Dos años antes, en Septiembre de 1988 y con su primer disco bajo el brazo, Manzano telonearon la gira del “Seventh Son of a Seventh Son” de Iron Maiden, que se dice pronto. Se trataba del festival itinerante Monsters of Rock, que también incluía en el cartel a Metallica, Helloween y Anthrax. Casi nada. El tour pasó por la Plaza de Toros de Pamplona, la Casa de Campo de Madrid y finalmente por la Plaza de Toros Monumental de Barcelona. El público, más heavy y thrasher, no fue tan benevolente con Manzano cuando salieron al escenario.

“Los que había delante del escenario esperando a Metallica y Anthrax nos tiraron de todo, pero hubo alguien a quien le debió parecer bien el concierto, porque discos se vendieron” se ríe.

Manzano

“Con Whitesnake la gente no nos tiró nada al escenario” recuerda. “En el Monsters si que tenía como a doscientas personas delante tirando de todo y haciéndome cortes de mangas. El cabeza de cartel era Maiden, aunque Metallica ya tenían muchísimo tirón y los fanáticos estaban ahí en primera fila dando el coñazo. Al final salí a darlo todo y a pasármelo bien, porque no puedes salir asustado. Si me abren la cabeza, pues que me la abran. No voy a salir con una camiseta y unos tejanos para gustarle a toda esa chusma, porque haga lo que haga no les voy a gustar”. Eran otros tiempos.

El road manager más chungo del mundo

Las limitaciones de espacio en un cartel tan repleto de estrellas como ese eran las imaginables. Manzano eran los más pequeños del cartel, una banda con un solo disco, frente a varios colosos que estaban petándolo seriamente en todo el mundo y que, a día de hoy, llenan estadios por sí solos. Ni que decir tiene que la presión en escena era considerable para la banda.
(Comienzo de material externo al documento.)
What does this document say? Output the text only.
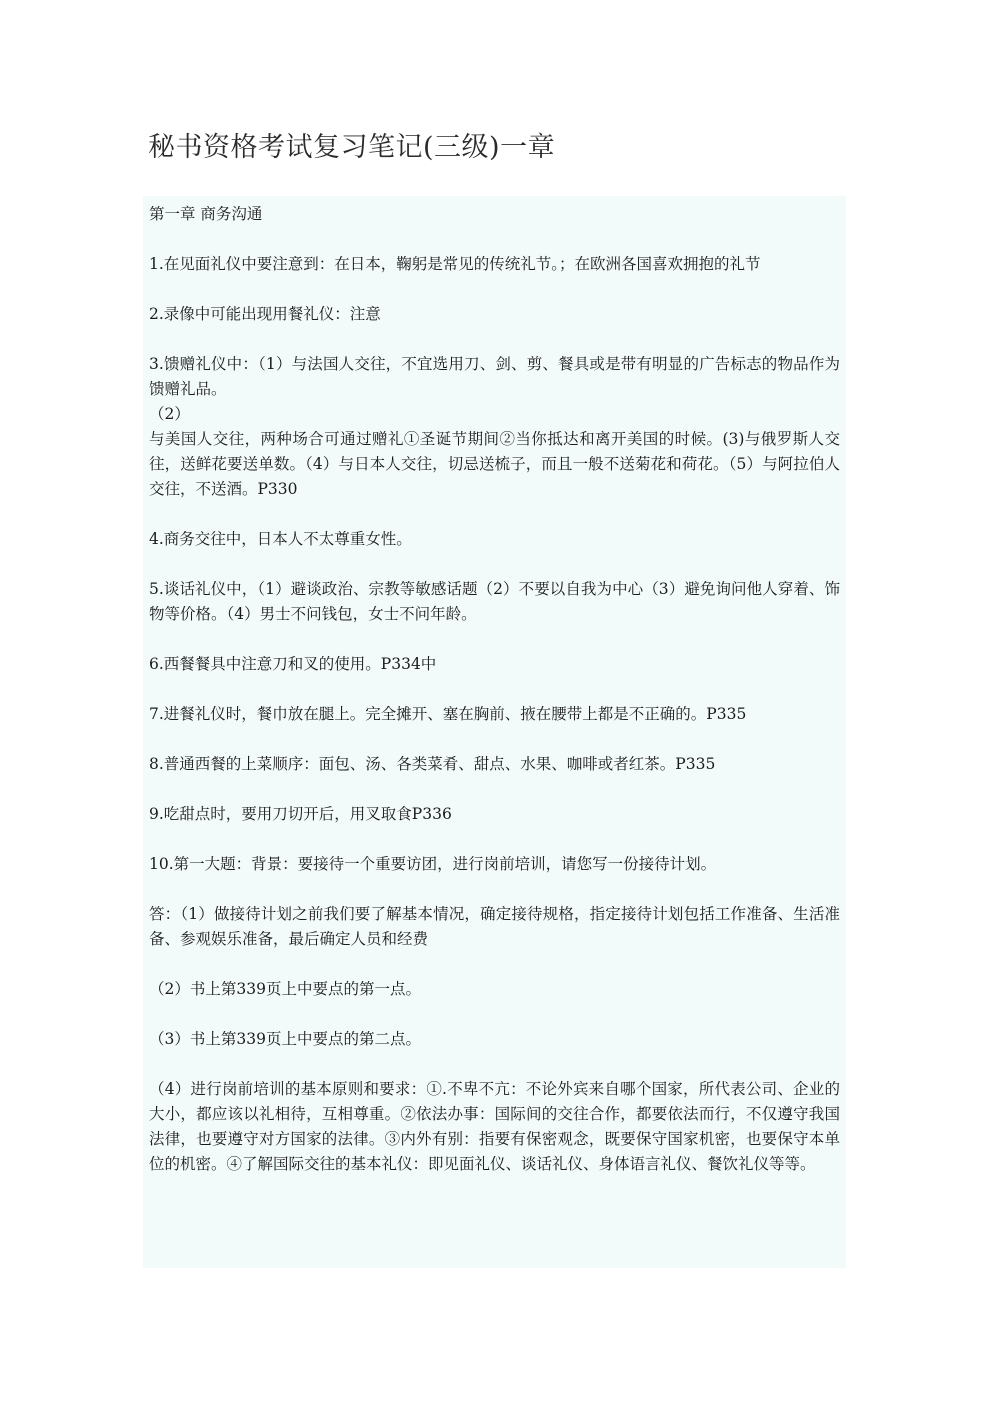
秘书资格考试复习笔记(三级)一章

第一章 商务沟通

1.在见面礼仪中要注意到：在日本，鞠躬是常见的传统礼节。；在欧洲各国喜欢拥抱的礼节

2.录像中可能出现用餐礼仪：注意

3.馈赠礼仪中：（1）与法国人交往，不宜选用刀、剑、剪、餐具或是带有明显的广告标志的物品作为馈赠礼品。
（2）
与美国人交往，两种场合可通过赠礼①圣诞节期间②当你抵达和离开美国的时候。(3)与俄罗斯人交往，送鲜花要送单数。（4）与日本人交往，切忌送梳子，而且一般不送菊花和荷花。（5）与阿拉伯人交往，不送酒。P330

4.商务交往中，日本人不太尊重女性。

5.谈话礼仪中，（1）避谈政治、宗教等敏感话题（2）不要以自我为中心（3）避免询问他人穿着、饰物等价格。（4）男士不问钱包，女士不问年龄。

6.西餐餐具中注意刀和叉的使用。P334中

7.进餐礼仪时，餐巾放在腿上。完全摊开、塞在胸前、掖在腰带上都是不正确的。P335

8.普通西餐的上菜顺序：面包、汤、各类菜肴、甜点、水果、咖啡或者红茶。P335

9.吃甜点时，要用刀切开后，用叉取食P336

10.第一大题：背景：要接待一个重要访团，进行岗前培训，请您写一份接待计划。

答：（1）做接待计划之前我们要了解基本情况，确定接待规格，指定接待计划包括工作准备、生活准备、参观娱乐准备，最后确定人员和经费

（2）书上第339页上中要点的第一点。

（3）书上第339页上中要点的第二点。

（4）进行岗前培训的基本原则和要求：①.不卑不亢：不论外宾来自哪个国家，所代表公司、企业的大小，都应该以礼相待，互相尊重。②依法办事：国际间的交往合作，都要依法而行，不仅遵守我国法律，也要遵守对方国家的法律。③内外有别：指要有保密观念，既要保守国家机密，也要保守本单位的机密。④了解国际交往的基本礼仪：即见面礼仪、谈话礼仪、身体语言礼仪、餐饮礼仪等等。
“En el Monsters el cabeza de cartel era Iron Maiden. Tenían detrás todo el montaje del paisaje congelado y un telón. Delante de eso tenían la batería de Metallica. Delante de la batería de Metallica había otro telón donde tocaron Helloween y Anthrax. Delante de eso había otro telón y quedaba el escenario donde tocábamos nosotros” se ríe el vocalista recordando la experiencia. “El escenario era hiper-largo pero no tan profundo, aunque era enorme. Tuvimos media hora para tocar en el Monsters mientras que con Whitesnake fueron tres cuartos de hora.

Whitesnake Manzano

Recuerdo que el road manager de Iron Maiden me dijo ‘a tal hora os cortamos la luz, sed puntuales’. El tipo estaba en plan hiperchungo con lo de marcar los tiempos” rememora. “Podíamos hacer lo que nos diese la gana en el escenario pero tocábamos con luz del día así que la situación era la que era. El road manager estaba señalándose el reloj todo el rato, haciéndonos señales como diciendo ‘no os paséis ni un minuto’. Fue tremebundo.

Jimmy (ndr: en referencia a su ex-compañero de la banda Tigres, Jimmy Reitz) me contó que cuando tocaron de teloneros de Kiss había una serie de sitios en los que no podían subirse” explica. “Jimmy con dos cojones fue y se subió. No recuerdo qué era, pero en el frontal del escenario había una plataforma o algo así. El road manager le echaba la bronca diciendo que o se bajaba de ahí o les echaban de la gira. Ese tipo de rollos son muy típicos. En el primer concierto mejor no hacer nada porque seguro que te echan. Pero oye, en el último concierto debería haberme pasado de listo. Total, ya no te pueden echar” se ríe Manzano.